The Next Greenish Revolution

Modern supercrops will be a big assistance.
But agronomics tin can't exist fixed by biotech alone.

Something is killing Ramadhani Juma's cassava crop. "Perhaps it'south besides much h2o," he says, fingering clusters of withered yellowish leaves on a six-foot-loftier plant. "Or as well much sun." Juma works a small plot, barely more than an acre, about the town of Bagamoyo, on the Indian Sea about 40 miles north of Dar es Salaam, Tanzania. On a rainy March morning time, trailed by ii of his four young sons, he's talking with a technician from the big metropolis, 28-twelvemonth-old Deogratius Mark of the Mikocheni Agricultural Research Institute. Mark tells Juma his problem is neither sun nor rain. The real cassava killers, far besides small to encounter, are viruses.

Marker breaks off some wet leaves; a few whiteflies dart away. The pinhead-size flies, he explains, transmit two viruses. I ravages cassava leaves, and a second, called brown streak virus, destroys the starchy, edible root—a catastrophe that usually isn't discovered until harvest time. Juma is typical of the farmers Marking meets—almost have never heard of the viral diseases. "Tin you imagine how he'll feel if I tell him he has to uproot all these plants?" Mark says quietly.

Juma is wearing torn blue shorts and a faded dark-green T-shirt with "Would yous like to buy a vowel?" printed on the front. He listens carefully to Mark's diagnosis. Then he unshoulders his heavy hoe and starts earthworks. His oldest son, who is x, nibbles a cassava leaf. Uncovering a cassava root, Juma splits information technology open with one swing of his hoe. He sighs—the flossy white flesh is streaked with brown, rotting starch.

To save enough of the ingather to sell and to feed his family unit, Juma will have to harvest a calendar month early on. I ask how important cassava is to him.

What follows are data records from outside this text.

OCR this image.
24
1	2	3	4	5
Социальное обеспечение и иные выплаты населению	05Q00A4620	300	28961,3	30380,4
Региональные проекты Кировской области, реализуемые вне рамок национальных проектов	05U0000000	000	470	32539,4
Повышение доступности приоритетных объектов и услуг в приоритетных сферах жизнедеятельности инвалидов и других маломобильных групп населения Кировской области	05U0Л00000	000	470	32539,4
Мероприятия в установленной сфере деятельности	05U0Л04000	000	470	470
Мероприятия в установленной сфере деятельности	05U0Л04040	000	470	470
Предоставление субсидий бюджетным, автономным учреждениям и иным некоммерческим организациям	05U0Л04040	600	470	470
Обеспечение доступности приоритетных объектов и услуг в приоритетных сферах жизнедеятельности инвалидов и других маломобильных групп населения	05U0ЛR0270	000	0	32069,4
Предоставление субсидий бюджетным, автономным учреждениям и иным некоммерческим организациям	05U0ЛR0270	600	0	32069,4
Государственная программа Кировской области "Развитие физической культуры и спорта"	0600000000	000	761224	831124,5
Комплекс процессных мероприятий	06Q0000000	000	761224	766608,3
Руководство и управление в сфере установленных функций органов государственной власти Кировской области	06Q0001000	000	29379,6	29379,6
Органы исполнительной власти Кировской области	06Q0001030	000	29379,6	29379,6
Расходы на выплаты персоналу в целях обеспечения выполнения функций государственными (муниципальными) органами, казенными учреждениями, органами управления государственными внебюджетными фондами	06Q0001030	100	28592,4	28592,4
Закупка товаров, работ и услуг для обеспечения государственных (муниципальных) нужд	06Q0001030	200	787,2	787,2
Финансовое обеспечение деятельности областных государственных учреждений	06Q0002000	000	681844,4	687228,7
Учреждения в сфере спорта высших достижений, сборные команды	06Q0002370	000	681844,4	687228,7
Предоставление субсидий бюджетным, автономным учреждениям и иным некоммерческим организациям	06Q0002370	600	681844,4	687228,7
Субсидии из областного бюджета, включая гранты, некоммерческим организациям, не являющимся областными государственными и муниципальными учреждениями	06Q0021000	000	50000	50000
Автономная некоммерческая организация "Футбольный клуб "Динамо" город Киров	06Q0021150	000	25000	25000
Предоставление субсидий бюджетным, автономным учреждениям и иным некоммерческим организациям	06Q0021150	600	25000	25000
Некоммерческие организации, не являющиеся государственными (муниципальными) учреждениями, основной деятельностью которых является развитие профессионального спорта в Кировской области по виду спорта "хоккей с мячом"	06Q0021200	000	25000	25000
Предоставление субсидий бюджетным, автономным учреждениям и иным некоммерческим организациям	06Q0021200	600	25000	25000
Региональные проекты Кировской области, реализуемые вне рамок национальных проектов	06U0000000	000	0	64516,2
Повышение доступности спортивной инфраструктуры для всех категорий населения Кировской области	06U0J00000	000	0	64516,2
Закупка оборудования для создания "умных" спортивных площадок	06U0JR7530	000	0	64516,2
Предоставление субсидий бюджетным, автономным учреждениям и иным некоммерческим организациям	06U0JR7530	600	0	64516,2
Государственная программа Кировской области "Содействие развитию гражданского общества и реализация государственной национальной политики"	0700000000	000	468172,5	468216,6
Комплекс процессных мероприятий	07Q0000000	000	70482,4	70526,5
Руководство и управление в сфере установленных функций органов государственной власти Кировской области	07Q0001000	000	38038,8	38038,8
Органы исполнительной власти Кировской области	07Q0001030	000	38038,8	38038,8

"Mihogo ni kila kitu," he replies in Swahili. "Cassava is everything."

Near Tanzanians are subsistence farmers. In Africa pocket-size family farms grow more than than 90 percent of all crops, and cassava is a staple for more 250 1000000 people. It grows fifty-fifty in marginal soils, and it tolerates heat waves and droughts. It would be the perfect ingather for 21st-century Africa—were it not for the whitefly, whose range is expanding as the climate warms. The same viruses that have invaded Juma'south field have already spread throughout East Africa.

Before leaving Bagamoyo, nosotros meet 1 of Juma'south neighbors, Shija Kagembe. His cassava fields have fared no better. He listens silently as Mark tells him what the viruses accept done. "How can you assist united states?" he asks.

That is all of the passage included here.